The University of Oklahoma’s OU Cancer Institute (OUCI) is partnering with strategic research organization Sarah Cannon Research Institute (SCRI) to expand the school’s early-phase oncology clinical trials program.
Founded nearly 10 years ago, OUCI wanted to expand its work in early-stage trials, said OUCI’s director Robert Mannel, M.D. OUCI is currently conducting more than 100 research projects supported by $20 million in funding from sponsors including the National Institutes of Health, the National Cancer Institute and the American Cancer Society.
“What we wanted to do was expand into earlier pharma-sponsored trials—particularly first-in-human phase I or phase Ib—that were directed toward some of our strengths,” Mannel said.
SCRI offers management, regulatory and other support services to sponsors and investigative sites. The company conducts community-based clinical trials in cardiology, oncology, gastroenterology and other therapeutic areas through affiliations with a network of more than 450 physicians in 25 states. OUCI is the first academic affiliation in SCRI’s network.
“We found the ideal partner in Sarah Cannon in that Sarah Cannon has a good working relationship with a number of pharmaceutical industry [people] and [they] actually do a fair number of investigator-initiated trials through their network,” Mannel said.
SCRI will provide research and clinical trials management services to help OUCI with regulatory and safety compliance, as well as technology and tools to improve trial quality and protocol adherence. OUCI physicians and staff will work with SCRI’s physicians and clinical research team, both at the University of Oklahoma and at SCRI’s headquarters in Nashville, Tenn.

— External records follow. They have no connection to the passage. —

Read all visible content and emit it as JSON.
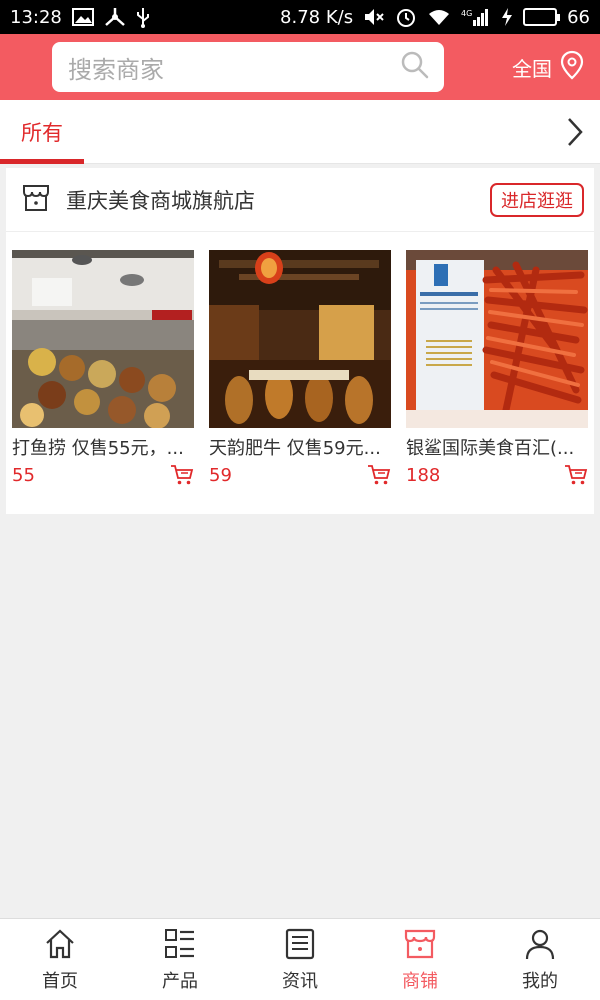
{
  "statusbar": {
    "time": "13:28",
    "speed": "8.78 K/s",
    "network": "4G",
    "battery": "66",
    "battery_fraction": 0.66
  },
  "header": {
    "search_placeholder": "搜索商家",
    "region": "全国"
  },
  "tabs": {
    "all": "所有"
  },
  "store": {
    "name": "重庆美食商城旗航店",
    "enter_button": "进店逛逛",
    "products": [
      {
        "title": "打鱼捞 仅售55元，...",
        "price": "55",
        "image": "buffet-food-photo"
      },
      {
        "title": "天韵肥牛 仅售59元...",
        "price": "59",
        "image": "restaurant-interior-photo"
      },
      {
        "title": "银鲨国际美食百汇(...",
        "price": "188",
        "image": "king-crab-legs-photo"
      }
    ]
  },
  "bottom_nav": [
    {
      "label": "首页",
      "icon": "home-icon"
    },
    {
      "label": "产品",
      "icon": "list-icon"
    },
    {
      "label": "资讯",
      "icon": "news-icon"
    },
    {
      "label": "商铺",
      "icon": "store-icon",
      "active": true
    },
    {
      "label": "我的",
      "icon": "profile-icon"
    }
  ],
  "colors": {
    "accent": "#f35b61",
    "price": "#e1292b",
    "active_tab": "#d9272a"
  }
}
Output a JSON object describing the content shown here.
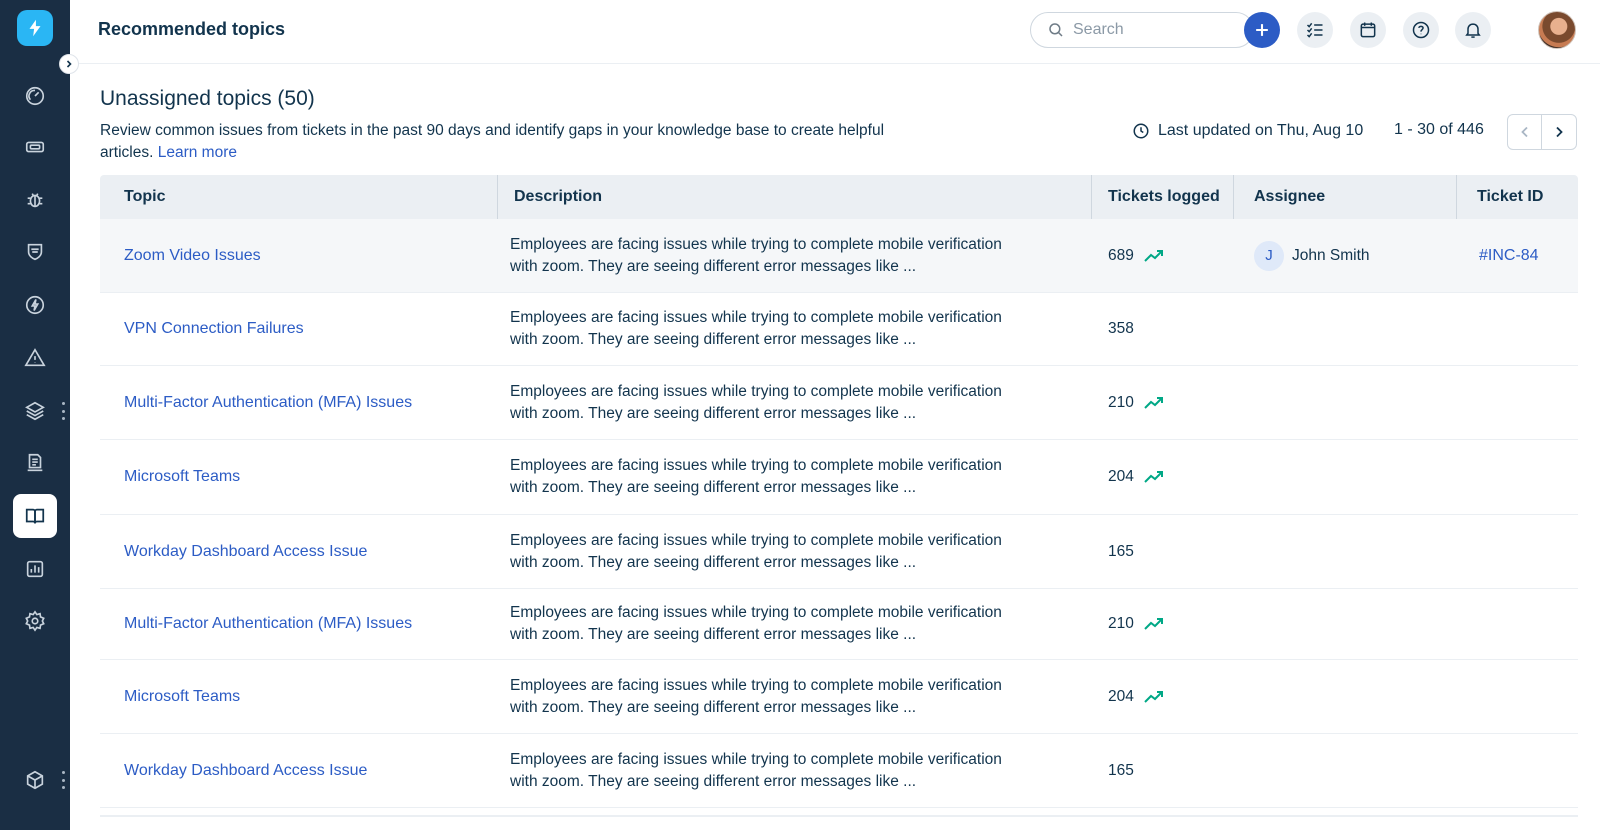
{
  "header": {
    "page_title": "Recommended topics",
    "search_placeholder": "Search"
  },
  "section": {
    "title": "Unassigned topics (50)",
    "description": "Review common issues from tickets in the past 90 days and identify gaps in your knowledge base to create helpful articles.",
    "learn_more": "Learn more",
    "last_updated": "Last updated on Thu, Aug 10",
    "page_range": "1 - 30 of 446"
  },
  "table": {
    "columns": [
      "Topic",
      "Description",
      "Tickets logged",
      "Assignee",
      "Ticket ID"
    ],
    "rows": [
      {
        "topic": "Zoom Video Issues",
        "desc1": "Employees are facing issues while trying to complete mobile verification",
        "desc2": "with zoom. They are seeing different error messages like ...",
        "tickets": "689",
        "trend": true,
        "assignee_initial": "J",
        "assignee": "John Smith",
        "ticket_id": "#INC-84"
      },
      {
        "topic": "VPN Connection Failures",
        "desc1": "Employees are facing issues while trying to complete mobile verification",
        "desc2": "with zoom. They are seeing different error messages like ...",
        "tickets": "358",
        "trend": false,
        "assignee_initial": "",
        "assignee": "",
        "ticket_id": ""
      },
      {
        "topic": "Multi-Factor Authentication (MFA) Issues",
        "desc1": "Employees are facing issues while trying to complete mobile verification",
        "desc2": "with zoom. They are seeing different error messages like ...",
        "tickets": "210",
        "trend": true,
        "assignee_initial": "",
        "assignee": "",
        "ticket_id": ""
      },
      {
        "topic": "Microsoft Teams",
        "desc1": "Employees are facing issues while trying to complete mobile verification",
        "desc2": "with zoom. They are seeing different error messages like ...",
        "tickets": "204",
        "trend": true,
        "assignee_initial": "",
        "assignee": "",
        "ticket_id": ""
      },
      {
        "topic": "Workday Dashboard Access Issue",
        "desc1": "Employees are facing issues while trying to complete mobile verification",
        "desc2": "with zoom. They are seeing different error messages like ...",
        "tickets": "165",
        "trend": false,
        "assignee_initial": "",
        "assignee": "",
        "ticket_id": ""
      },
      {
        "topic": "Multi-Factor Authentication (MFA) Issues",
        "desc1": "Employees are facing issues while trying to complete mobile verification",
        "desc2": "with zoom. They are seeing different error messages like ...",
        "tickets": "210",
        "trend": true,
        "assignee_initial": "",
        "assignee": "",
        "ticket_id": ""
      },
      {
        "topic": "Microsoft Teams",
        "desc1": "Employees are facing issues while trying to complete mobile verification",
        "desc2": "with zoom. They are seeing different error messages like ...",
        "tickets": "204",
        "trend": true,
        "assignee_initial": "",
        "assignee": "",
        "ticket_id": ""
      },
      {
        "topic": "Workday Dashboard Access Issue",
        "desc1": "Employees are facing issues while trying to complete mobile verification",
        "desc2": "with zoom. They are seeing different error messages like ...",
        "tickets": "165",
        "trend": false,
        "assignee_initial": "",
        "assignee": "",
        "ticket_id": ""
      }
    ]
  },
  "sidebar": {
    "items": [
      {
        "name": "dashboard-icon"
      },
      {
        "name": "tickets-icon"
      },
      {
        "name": "problems-bug-icon"
      },
      {
        "name": "changes-shield-icon"
      },
      {
        "name": "releases-bolt-icon"
      },
      {
        "name": "alerts-warning-icon"
      },
      {
        "name": "assets-layers-icon"
      },
      {
        "name": "contracts-icon"
      },
      {
        "name": "solutions-book-icon",
        "active": true
      },
      {
        "name": "reports-icon"
      },
      {
        "name": "admin-gear-icon"
      }
    ],
    "footer_icon": "apps-cube-icon"
  },
  "colors": {
    "sidebar_bg": "#1a2e44",
    "accent": "#2c5cc5",
    "logo": "#2ab6f4",
    "trend_green": "#00a886"
  }
}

“We are pleased to work with OUCI because of their prominent reputation for research in women’s gynecologic cancers,” said SCRI’s CEO Dee Anna Smith. “We’re able to further enhance our research in that area while providing OUCI phase I trials and clinical trials management services that benefit their program.”
As part of its efforts to step up the university’s early-stage work, Mannel said, OUCI has also reworked its internal structure for early-stage trials to be more efficient and effective.
“We’ve convinced the university hierarchy that, in order to be responsive and to be innovative and to have access to the newest agents, we have to not be bogged down in a university bureaucracy that is not responsive and is too slow to get trials activated and initiated for our patients,” he said. “Our vision is what Sarah Cannon’s philosophy is and that is, from when an agreement with a company is made to [when a trial begins should take] six weeks or less. I think that is a very reasonable and realistic goal, and we’re holding ourselves to that. We’re learning from Sarah Cannon to be better at the business end.”
OUCI started its first trial with SCRI in February and hopes to be running at least 35 trials and placing 100 patients annually by the end of the year.